CVE-2015-1418

Name of the Vulnerable Software and Affected Versions GNU patch versions through 2.7.6 patch in FreeBSD versions prior to 10.1-RELEASE-p17 patch in FreeBSD 10.2 versions prior to 10.2-BETA2-p3 patch in FreeBSD 10.2-RC1 versions prior to 10.2-RC1-p2 patch in FreeBSD 0.2-RC2 versions prior to 10.2-RC2-p1

Description The issue allows remote attackers to execute arbitrary commands via a crafted patch file. This is possible because a '!' character can be passed to the ed program through the do ed script function in pch.c.

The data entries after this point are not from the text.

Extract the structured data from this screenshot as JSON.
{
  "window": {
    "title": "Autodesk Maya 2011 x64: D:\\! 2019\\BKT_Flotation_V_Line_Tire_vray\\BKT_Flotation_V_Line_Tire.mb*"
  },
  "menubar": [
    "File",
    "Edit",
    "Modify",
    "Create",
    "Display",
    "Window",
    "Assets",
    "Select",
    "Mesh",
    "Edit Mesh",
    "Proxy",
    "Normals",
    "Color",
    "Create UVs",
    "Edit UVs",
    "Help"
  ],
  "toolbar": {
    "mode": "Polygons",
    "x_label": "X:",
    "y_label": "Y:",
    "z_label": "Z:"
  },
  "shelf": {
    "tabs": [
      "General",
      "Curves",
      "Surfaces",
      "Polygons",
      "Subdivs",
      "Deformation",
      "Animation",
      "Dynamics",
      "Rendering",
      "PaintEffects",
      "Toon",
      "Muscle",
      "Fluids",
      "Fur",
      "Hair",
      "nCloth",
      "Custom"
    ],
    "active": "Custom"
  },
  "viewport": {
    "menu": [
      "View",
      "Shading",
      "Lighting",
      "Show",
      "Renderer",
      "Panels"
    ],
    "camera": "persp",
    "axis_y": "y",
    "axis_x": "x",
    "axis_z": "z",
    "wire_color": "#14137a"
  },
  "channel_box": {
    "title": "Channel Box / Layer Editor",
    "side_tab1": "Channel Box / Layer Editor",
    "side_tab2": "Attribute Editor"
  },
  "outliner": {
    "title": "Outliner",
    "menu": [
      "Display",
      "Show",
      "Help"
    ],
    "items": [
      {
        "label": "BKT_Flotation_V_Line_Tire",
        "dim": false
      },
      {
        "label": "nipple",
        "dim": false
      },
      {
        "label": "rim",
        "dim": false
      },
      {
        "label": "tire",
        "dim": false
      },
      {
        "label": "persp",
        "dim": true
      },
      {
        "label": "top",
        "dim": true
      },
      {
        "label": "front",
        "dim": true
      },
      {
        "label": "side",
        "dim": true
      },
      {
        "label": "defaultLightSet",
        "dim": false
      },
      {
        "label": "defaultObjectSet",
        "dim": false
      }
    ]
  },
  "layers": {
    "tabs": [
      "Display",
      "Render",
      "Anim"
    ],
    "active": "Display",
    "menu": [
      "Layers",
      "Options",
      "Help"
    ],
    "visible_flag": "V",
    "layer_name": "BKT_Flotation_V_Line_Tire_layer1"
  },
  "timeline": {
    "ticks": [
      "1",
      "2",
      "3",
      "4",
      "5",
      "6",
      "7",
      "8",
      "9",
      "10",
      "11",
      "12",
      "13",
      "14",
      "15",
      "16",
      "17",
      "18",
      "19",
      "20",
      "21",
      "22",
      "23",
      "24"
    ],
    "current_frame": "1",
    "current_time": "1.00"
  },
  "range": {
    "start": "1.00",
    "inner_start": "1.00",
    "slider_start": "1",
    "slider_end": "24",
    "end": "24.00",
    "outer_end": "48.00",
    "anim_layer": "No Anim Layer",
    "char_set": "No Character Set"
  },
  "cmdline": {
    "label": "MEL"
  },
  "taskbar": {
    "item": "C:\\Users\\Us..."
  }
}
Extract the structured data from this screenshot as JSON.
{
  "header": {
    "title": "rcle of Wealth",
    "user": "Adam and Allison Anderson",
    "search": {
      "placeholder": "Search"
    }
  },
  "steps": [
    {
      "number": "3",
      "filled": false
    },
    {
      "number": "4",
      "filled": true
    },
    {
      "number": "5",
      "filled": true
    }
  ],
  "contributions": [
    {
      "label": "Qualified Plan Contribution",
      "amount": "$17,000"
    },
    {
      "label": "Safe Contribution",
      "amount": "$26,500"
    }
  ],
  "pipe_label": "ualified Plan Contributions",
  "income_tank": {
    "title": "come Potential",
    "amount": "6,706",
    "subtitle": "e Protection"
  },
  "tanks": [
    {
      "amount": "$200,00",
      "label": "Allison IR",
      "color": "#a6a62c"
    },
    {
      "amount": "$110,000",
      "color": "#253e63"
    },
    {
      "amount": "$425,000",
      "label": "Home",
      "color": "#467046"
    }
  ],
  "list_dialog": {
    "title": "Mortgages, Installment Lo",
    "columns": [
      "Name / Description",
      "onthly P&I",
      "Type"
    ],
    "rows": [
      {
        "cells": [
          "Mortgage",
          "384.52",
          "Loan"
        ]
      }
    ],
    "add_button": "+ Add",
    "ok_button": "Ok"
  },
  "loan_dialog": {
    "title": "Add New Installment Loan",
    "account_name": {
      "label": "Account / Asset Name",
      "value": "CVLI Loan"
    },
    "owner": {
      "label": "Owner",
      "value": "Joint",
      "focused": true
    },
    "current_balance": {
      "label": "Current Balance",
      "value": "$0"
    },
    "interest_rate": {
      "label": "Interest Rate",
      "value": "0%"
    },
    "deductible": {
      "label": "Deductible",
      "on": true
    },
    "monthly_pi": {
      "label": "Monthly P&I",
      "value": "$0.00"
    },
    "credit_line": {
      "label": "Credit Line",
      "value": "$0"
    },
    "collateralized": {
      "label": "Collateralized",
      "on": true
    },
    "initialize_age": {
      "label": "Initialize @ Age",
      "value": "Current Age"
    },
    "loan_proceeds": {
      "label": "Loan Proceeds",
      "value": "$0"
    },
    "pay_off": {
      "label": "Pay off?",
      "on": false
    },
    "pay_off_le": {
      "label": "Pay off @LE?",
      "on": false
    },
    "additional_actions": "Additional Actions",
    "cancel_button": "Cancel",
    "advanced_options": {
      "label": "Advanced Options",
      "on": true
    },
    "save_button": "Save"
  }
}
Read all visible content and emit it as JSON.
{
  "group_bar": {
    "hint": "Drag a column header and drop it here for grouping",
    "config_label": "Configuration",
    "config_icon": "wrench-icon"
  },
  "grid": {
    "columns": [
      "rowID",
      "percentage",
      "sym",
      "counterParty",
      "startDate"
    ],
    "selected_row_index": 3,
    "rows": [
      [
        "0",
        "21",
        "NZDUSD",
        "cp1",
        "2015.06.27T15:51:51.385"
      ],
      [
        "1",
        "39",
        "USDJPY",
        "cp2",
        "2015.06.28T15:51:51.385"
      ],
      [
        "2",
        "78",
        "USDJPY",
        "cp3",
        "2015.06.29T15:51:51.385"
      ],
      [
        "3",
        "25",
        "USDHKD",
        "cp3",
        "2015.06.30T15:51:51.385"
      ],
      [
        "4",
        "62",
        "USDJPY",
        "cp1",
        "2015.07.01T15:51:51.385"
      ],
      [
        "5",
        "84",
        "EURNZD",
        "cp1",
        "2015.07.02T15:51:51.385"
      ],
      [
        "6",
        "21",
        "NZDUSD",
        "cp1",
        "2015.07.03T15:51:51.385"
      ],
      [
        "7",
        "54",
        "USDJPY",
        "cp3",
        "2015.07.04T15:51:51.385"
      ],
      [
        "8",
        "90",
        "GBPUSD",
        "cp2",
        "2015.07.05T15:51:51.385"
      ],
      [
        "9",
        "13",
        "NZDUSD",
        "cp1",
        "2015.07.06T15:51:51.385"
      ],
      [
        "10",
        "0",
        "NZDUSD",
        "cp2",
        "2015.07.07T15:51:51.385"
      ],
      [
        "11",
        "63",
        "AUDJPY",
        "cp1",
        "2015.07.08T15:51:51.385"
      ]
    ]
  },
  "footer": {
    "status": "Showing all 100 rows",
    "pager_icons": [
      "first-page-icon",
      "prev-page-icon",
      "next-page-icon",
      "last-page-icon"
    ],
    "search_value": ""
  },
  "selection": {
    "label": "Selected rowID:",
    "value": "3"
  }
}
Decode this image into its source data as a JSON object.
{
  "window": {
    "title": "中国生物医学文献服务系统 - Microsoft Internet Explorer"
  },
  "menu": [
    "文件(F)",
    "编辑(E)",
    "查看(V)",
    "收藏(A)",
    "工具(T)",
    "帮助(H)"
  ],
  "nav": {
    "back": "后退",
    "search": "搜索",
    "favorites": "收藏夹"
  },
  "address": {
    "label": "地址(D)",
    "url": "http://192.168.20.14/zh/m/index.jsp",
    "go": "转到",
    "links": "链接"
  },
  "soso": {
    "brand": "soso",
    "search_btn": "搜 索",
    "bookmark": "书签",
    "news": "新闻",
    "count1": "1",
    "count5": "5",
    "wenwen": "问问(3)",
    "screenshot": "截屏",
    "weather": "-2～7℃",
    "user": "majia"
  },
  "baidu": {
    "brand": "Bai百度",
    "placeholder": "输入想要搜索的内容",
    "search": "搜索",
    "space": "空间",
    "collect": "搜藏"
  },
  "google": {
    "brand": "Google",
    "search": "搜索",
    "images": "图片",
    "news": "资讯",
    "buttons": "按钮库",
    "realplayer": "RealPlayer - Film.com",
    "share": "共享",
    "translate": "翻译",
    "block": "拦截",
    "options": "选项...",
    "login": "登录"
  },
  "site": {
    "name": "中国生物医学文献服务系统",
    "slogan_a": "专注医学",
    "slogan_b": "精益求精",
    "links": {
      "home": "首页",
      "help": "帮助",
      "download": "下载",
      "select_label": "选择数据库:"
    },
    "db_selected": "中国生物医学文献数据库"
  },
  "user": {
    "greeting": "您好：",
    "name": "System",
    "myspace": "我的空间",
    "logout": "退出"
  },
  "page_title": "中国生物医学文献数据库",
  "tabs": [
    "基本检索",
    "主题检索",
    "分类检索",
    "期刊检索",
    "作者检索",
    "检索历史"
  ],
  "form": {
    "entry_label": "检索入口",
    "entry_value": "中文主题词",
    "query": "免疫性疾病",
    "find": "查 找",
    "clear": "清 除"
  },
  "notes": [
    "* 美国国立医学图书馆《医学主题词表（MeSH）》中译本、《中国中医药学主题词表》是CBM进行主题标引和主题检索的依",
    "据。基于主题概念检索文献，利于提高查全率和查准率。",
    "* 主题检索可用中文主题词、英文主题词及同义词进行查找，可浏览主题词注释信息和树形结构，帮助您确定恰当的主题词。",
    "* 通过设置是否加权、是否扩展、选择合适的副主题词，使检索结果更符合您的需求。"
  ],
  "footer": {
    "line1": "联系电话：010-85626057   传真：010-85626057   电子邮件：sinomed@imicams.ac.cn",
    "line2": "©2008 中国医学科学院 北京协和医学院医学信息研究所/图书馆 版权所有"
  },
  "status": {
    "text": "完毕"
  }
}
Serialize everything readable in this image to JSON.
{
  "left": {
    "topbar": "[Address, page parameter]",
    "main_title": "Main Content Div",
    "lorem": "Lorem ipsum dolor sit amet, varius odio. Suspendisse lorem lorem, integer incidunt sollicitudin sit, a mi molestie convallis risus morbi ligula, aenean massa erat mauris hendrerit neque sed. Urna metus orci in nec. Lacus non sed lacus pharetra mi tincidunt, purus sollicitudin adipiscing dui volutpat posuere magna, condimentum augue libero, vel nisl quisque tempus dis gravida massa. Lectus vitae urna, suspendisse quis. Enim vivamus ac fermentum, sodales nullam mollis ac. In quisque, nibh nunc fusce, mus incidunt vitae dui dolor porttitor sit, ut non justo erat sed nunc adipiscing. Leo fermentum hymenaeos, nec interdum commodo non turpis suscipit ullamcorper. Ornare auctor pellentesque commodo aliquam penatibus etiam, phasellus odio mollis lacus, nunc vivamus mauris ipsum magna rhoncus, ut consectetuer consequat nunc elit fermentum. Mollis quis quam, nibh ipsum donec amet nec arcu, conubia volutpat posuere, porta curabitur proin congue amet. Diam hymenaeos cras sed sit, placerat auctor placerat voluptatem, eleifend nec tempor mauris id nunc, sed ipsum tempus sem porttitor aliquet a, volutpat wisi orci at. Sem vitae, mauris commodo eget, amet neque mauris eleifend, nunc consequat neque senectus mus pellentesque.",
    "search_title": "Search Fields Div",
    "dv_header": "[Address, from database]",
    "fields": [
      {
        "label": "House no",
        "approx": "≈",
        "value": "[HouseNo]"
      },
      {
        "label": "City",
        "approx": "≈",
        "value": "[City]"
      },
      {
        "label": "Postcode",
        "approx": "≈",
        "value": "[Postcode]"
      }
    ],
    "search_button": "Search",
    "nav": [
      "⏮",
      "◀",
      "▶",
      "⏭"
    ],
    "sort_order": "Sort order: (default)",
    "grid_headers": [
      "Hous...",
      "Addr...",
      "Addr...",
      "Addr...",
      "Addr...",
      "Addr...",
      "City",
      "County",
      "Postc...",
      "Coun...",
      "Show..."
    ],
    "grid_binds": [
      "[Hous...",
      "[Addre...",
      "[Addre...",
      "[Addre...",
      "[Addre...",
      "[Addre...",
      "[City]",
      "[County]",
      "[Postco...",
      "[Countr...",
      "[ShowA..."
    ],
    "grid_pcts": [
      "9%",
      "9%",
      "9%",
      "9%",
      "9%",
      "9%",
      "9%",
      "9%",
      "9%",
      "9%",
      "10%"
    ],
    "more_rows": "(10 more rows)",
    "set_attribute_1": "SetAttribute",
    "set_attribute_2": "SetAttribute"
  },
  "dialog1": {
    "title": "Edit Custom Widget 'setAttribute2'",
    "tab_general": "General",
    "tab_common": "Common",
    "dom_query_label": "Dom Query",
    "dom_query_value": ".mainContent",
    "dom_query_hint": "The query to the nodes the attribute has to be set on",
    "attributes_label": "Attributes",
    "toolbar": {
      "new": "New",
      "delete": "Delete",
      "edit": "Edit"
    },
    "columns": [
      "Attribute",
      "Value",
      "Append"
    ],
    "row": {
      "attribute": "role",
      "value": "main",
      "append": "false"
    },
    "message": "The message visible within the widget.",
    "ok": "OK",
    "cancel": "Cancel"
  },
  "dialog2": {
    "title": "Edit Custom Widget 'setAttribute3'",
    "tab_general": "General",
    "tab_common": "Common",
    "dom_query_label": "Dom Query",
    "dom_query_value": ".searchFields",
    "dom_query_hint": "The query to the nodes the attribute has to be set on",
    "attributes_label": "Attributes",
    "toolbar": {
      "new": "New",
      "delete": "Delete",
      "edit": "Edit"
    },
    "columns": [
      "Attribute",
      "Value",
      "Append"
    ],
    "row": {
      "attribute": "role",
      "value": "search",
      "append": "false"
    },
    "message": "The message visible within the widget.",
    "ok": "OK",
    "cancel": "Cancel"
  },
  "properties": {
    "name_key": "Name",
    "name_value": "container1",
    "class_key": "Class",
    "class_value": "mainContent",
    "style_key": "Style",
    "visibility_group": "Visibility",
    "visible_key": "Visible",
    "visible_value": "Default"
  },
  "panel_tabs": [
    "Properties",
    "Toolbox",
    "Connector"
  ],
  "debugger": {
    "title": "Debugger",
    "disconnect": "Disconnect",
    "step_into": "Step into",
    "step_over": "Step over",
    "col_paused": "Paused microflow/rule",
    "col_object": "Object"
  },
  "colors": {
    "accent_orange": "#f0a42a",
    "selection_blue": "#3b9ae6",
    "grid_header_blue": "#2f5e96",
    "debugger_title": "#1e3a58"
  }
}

Recommendations For GNU patch versions through 2.7.6, update to a version later than 2.7.6. For patch in FreeBSD versions prior to 10.1-RELEASE-p17, update to 10.1-RELEASE-p17 or later. For patch in FreeBSD 10.2 versions prior to 10.2-BETA2-p3, update to 10.2-BETA2-p3 or later. For patch in FreeBSD 10.2-RC1 versions prior to 10.2-RC1-p2, update to 10.2-RC1-p2 or later. For patch in FreeBSD 0.2-RC2 versions prior to 10.2-RC2-p1, update to 10.2-RC2-p1 or later.